Taking the GCF of the coefficients of \(2x^2\) and \(8x\) is \(2\). Hence:
\begin{align}
& 2x^2 + 8x - 5\\
&= 2(x^2 + 4x) - 5\\
\end{align}
Taking half of \(4\) and squaring, leads to \(({4 \over 2})^2 = 2^2\).
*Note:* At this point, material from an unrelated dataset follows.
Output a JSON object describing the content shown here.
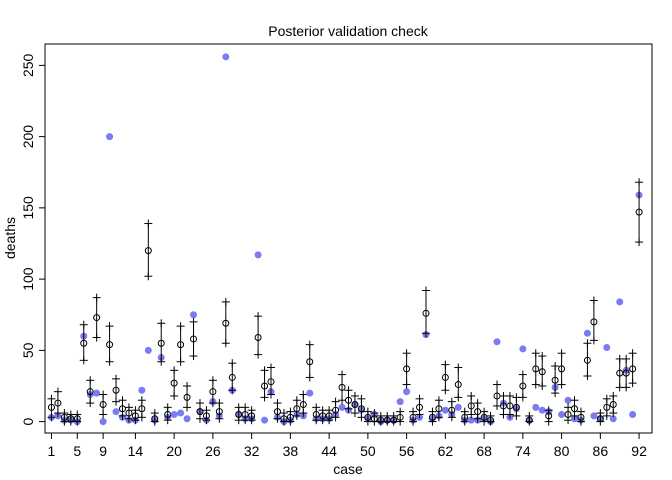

Adding and subtracting:
\begin{align}
&= 2(x^2 + 4x + 2^2 - 2^2) - 5\\
\end{align}
Taking the \(-2^2\) out of the brackets, we must multiply it by the coefficient on the bracket, which is \(2\):
\begin{align}
&= 2(x^2 + 4x + 2^2 - 2^2) - 5\\
&= 2(x^2 + 4x + 2^2) - 5 - (2 \times 2^2)\\
\end{align}
Writing down according to step 4 and simplifying:
\begin{align}
&= 2(x^2 + 4x + 2^2) - 5 - (2 \times 2^2)\\
&= 2(x + 2)^2 - 5 - (2 \times 2^2)\\
&= 2(x + 2)^2 - 5 - (2 \times 4)\\
&= 2(x + 2)^2 - 5 - 8\\
&= 2(x + 2)^2 - 13\\
\end{align}
Hence, vertex form has been achieved, with the coordinates of the vertex being \((-2,-13)\).